- Born: 1855 Woodstock, Canada West
- Died: April 25, 1941 (aged 85–86)
- Spouse: Euphemia Douglas (married June 8, 1880)
- Children: two sons, two daughters living at the time of his death

= James Woods (Canadian business executive) =

Canadian industrialist and philanthropist

Sir James Woods KBE (1855 – April 25, 1941) was a Canadian industrialist and philanthropist who was knighted in 1915 for wartime industrial work and named
knight commander of the Order of the British Empire in 1917 for his work as a member of the British War Commission in New York.

In 1928, he was vice-president of Imperial Bank of Canada.

He was president of York Knitting Mills Ltd. and of Gordon Mackay and Company Ltd., a wholesale dry goods company.
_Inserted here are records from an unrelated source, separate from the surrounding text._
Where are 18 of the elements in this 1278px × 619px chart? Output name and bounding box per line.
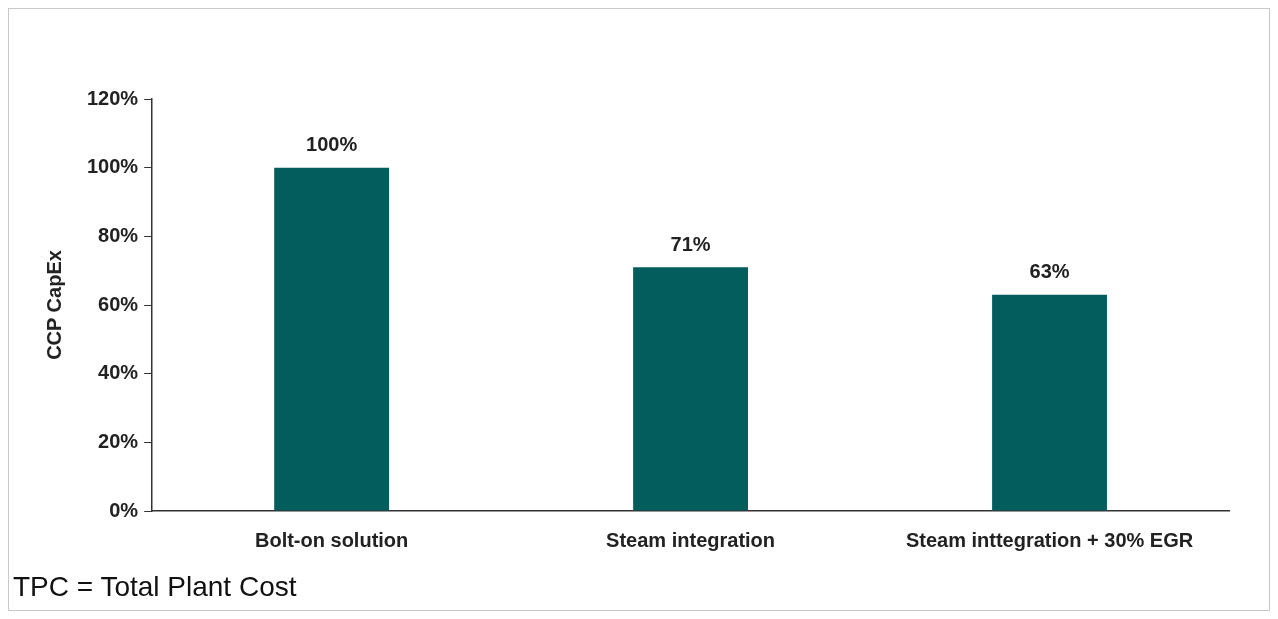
x-tick-label: Bolt-on solution (254, 528, 409, 551)
bar (992, 294, 1107, 511)
x-tick-label: Steam inttegration + 30% EGR (905, 528, 1194, 551)
y-tick-label: 40% (98, 361, 139, 384)
data-label: 71% (670, 232, 711, 255)
x-tick-label: Steam integration (606, 528, 776, 551)
y-tick-label: 100% (87, 155, 139, 178)
y-tick-label: 80% (98, 223, 139, 246)
y-axis-title: CCP CapEx (42, 250, 65, 360)
data-label: 63% (1029, 260, 1070, 283)
bar (274, 167, 390, 511)
y-tick-label: 0% (109, 498, 139, 521)
text: TPC = Total Plant Cost (12, 571, 298, 603)
y-tick-label: 60% (98, 292, 139, 315)
y-tick-label: 20% (98, 429, 139, 452)
data-label: 100% (306, 133, 358, 156)
bar (633, 267, 749, 511)
y-tick-label: 120% (87, 86, 139, 109)
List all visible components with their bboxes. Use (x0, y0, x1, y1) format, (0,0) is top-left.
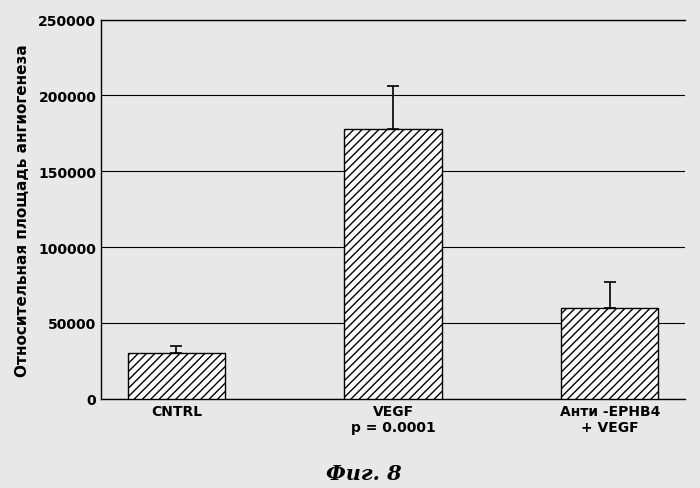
Text: Фиг. 8: Фиг. 8 (326, 463, 402, 483)
Bar (561, 308, 659, 399)
Bar (127, 354, 225, 399)
Y-axis label: Относительная площадь ангиогенеза: Относительная площадь ангиогенеза (15, 44, 30, 376)
Bar (344, 129, 442, 399)
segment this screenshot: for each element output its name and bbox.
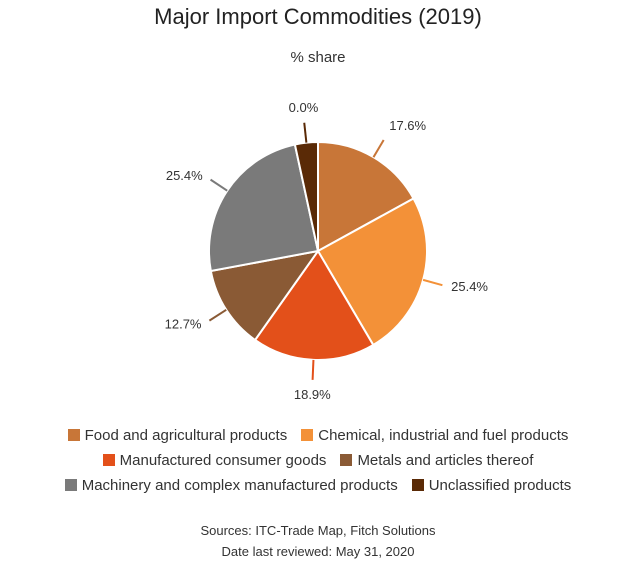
leader-line [208,308,227,322]
legend-swatch [340,454,353,466]
legend-row: Manufactured consumer goods Metals and a… [0,451,636,469]
data-label: 25.4% [166,168,203,183]
legend-item-food[interactable]: Food and agricultural products [67,426,288,444]
chart-title: Major Import Commodities (2019) [154,4,482,29]
legend-label: Chemical, industrial and fuel products [318,426,569,444]
legend-swatch [64,479,77,491]
legend-label: Food and agricultural products [84,426,288,444]
review-date: Date last reviewed: May 31, 2020 [221,544,415,559]
data-label: 0.0% [289,100,319,115]
leader-line [372,139,385,158]
data-label: 18.9% [294,387,331,402]
legend-item-manufactured[interactable]: Manufactured consumer goods [102,451,327,469]
legend-swatch [411,479,424,491]
pie-slice[interactable] [253,249,375,361]
legend-label: Metals and articles thereof [357,451,534,469]
chart-legend: Food and agricultural products Chemical,… [0,426,636,501]
data-label: 12.7% [165,316,202,331]
pie-slice[interactable] [317,140,415,253]
legend-swatch [67,429,80,441]
legend-item-chemical[interactable]: Chemical, industrial and fuel products [301,427,568,444]
leader-line [422,278,443,287]
legend-item-metals[interactable]: Metals and articles thereof [340,452,533,469]
legend-row: Food and agricultural products Chemical,… [0,426,636,444]
legend-row: Machinery and complex manufactured produ… [0,476,636,494]
legend-item-machinery[interactable]: Machinery and complex manufactured produ… [64,476,398,494]
legend-swatch [301,429,314,441]
legend-item-unclassified[interactable]: Unclassified products [411,476,572,494]
leader-line [311,359,315,380]
pie-chart: 17.6% 25.4% 18.9% 12.7% 25.4% 0.0% [165,100,489,402]
legend-label: Machinery and complex manufactured produ… [81,476,398,494]
pie-slice[interactable] [316,197,428,347]
legend-label: Unclassified products [428,476,572,494]
leader-line [303,122,308,143]
pie-slice[interactable] [293,140,319,252]
legend-label: Manufactured consumer goods [119,451,327,469]
data-label: 17.6% [389,118,426,133]
data-label: 25.4% [451,279,488,294]
leader-line [209,178,228,192]
source-note: Sources: ITC-Trade Map, Fitch Solutions [200,523,436,538]
legend-swatch [102,454,115,466]
chart-subtitle: % share [290,49,346,66]
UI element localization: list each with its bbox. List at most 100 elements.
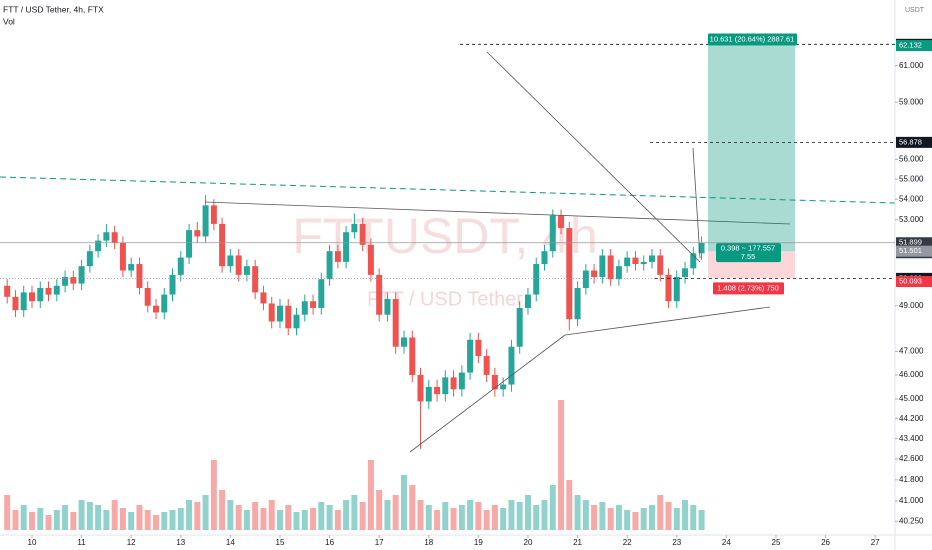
volume-bar [475, 502, 482, 530]
candle-body [78, 266, 85, 284]
volume-label: Vol [3, 16, 15, 26]
x-tick-label: 22 [623, 538, 632, 547]
trend-line [564, 306, 771, 336]
volume-bar [219, 490, 226, 530]
candle-body [359, 223, 366, 245]
volume-bar [541, 500, 548, 530]
volume-bar [144, 510, 151, 530]
candle-body [516, 307, 523, 347]
volume-bar [483, 510, 490, 530]
candle-body [392, 299, 399, 347]
candle-body [144, 287, 151, 306]
plot [4, 195, 705, 530]
candle-body [177, 257, 184, 275]
candle-body [95, 240, 102, 252]
volume-bar [359, 502, 366, 530]
y-unit: USDT [905, 7, 925, 14]
candle-body [12, 296, 19, 311]
volume-bar [500, 508, 507, 530]
candle-body [318, 279, 325, 308]
candle-body [103, 232, 110, 241]
volume-bar [136, 505, 143, 530]
candle-body [152, 305, 159, 313]
volume-bar [657, 495, 664, 530]
volume-bar [128, 512, 135, 530]
y-tick-label: 56.000 [899, 155, 924, 164]
candle-body [558, 215, 565, 229]
chart-title: FTT / USD Tether, 4h, FTX [3, 4, 104, 14]
price-label: 50.093 [899, 277, 922, 286]
price-label-bg [896, 276, 932, 288]
volume-bar [615, 505, 622, 530]
volume-bar [533, 505, 540, 530]
volume-bar [665, 502, 672, 530]
candle-body [483, 356, 490, 375]
candle-body [169, 274, 176, 295]
volume-bar [682, 500, 689, 530]
candle-body [524, 294, 531, 308]
candle-body [500, 384, 507, 390]
volume-bar [558, 400, 565, 530]
volume-bar [318, 502, 325, 530]
stop-label-bg [713, 282, 784, 295]
y-tick-label: 42.600 [899, 454, 924, 463]
candle-body [632, 257, 639, 265]
volume-bar [111, 500, 118, 530]
volume-bar [268, 500, 275, 530]
x-tick-label: 26 [821, 538, 830, 547]
volume-bar [285, 505, 292, 530]
candle-body [665, 274, 672, 302]
volume-bar [516, 502, 523, 530]
candle-body [53, 285, 60, 295]
candle-body [210, 205, 217, 224]
y-tick-label: 61.000 [899, 61, 924, 70]
candle-body [28, 292, 35, 302]
volume-bar [599, 502, 606, 530]
candle-body [4, 285, 11, 297]
volume-bar [276, 510, 283, 530]
volume-bar [607, 508, 614, 530]
price-label: 56.878 [899, 137, 922, 146]
price-label-bg [896, 245, 932, 257]
candle-body [136, 264, 143, 288]
volume-bar [425, 505, 432, 530]
candle-body [582, 270, 589, 288]
price-label-bg [896, 40, 932, 52]
candle-body [310, 301, 317, 308]
volume-bar [293, 512, 300, 530]
volume-bar [367, 460, 374, 530]
price-label: 62.132 [899, 41, 922, 50]
candle-body [70, 277, 77, 284]
y-tick-label: 46.000 [899, 370, 924, 379]
candle-body [491, 374, 498, 390]
volume-bar [574, 495, 581, 530]
trend-line [486, 51, 701, 263]
volume-bar [177, 508, 184, 530]
candle-body [508, 346, 515, 385]
candle-body [235, 255, 242, 275]
candle-body [640, 261, 647, 265]
candle-body [293, 314, 300, 329]
volume-bar [78, 500, 85, 530]
x-tick-label: 17 [375, 538, 384, 547]
volume-bar [152, 515, 159, 530]
candle-body [425, 386, 432, 402]
candle-body [227, 255, 234, 267]
y-tick-label: 41.000 [899, 496, 924, 505]
candle-body [62, 277, 69, 286]
y-tick-label: 55.000 [899, 174, 924, 183]
volume-bar [252, 502, 259, 530]
candle-body [533, 264, 540, 295]
volume-bar [210, 460, 217, 530]
candle-body [86, 251, 93, 267]
volume-bar [467, 500, 474, 530]
entry-sub: 7.55 [741, 252, 756, 261]
volume-bar [37, 508, 44, 530]
price-label: 51.501 [899, 246, 922, 255]
target-zone [708, 45, 795, 252]
candle-body [673, 277, 680, 302]
volume-bar [326, 505, 333, 530]
volume-bar [103, 510, 110, 530]
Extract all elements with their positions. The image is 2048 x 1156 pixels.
Archives of Gordon Mackay are held by Trent University in Peterborough, Ontario.

In 1930, he proposed a merger of knitting mill companies including Zimmerknit and Gordon Mackay.

==Philanthropy==
In 1912, he founded St. Christopher House, a settlement house in Toronto now known as West Neighbourhood House. Later, he was vice-chairman of the Health League of Canada.

==Activism==
He helped establish the "Forty to Fifty Club", which was intended to help men in this age group find appropriate work.

In 1938, he published a pamphlet titled Insurance of Employment.

==Personal life==

Woods married Euphemia Douglas on 8 June 1880. Their son, Captain John Robinson Woods, was killed in action on 24 October 1917 during the Third Battle of Ypres, also known as Passchendaele. Another son, Captain William Blakeney Woods, also served.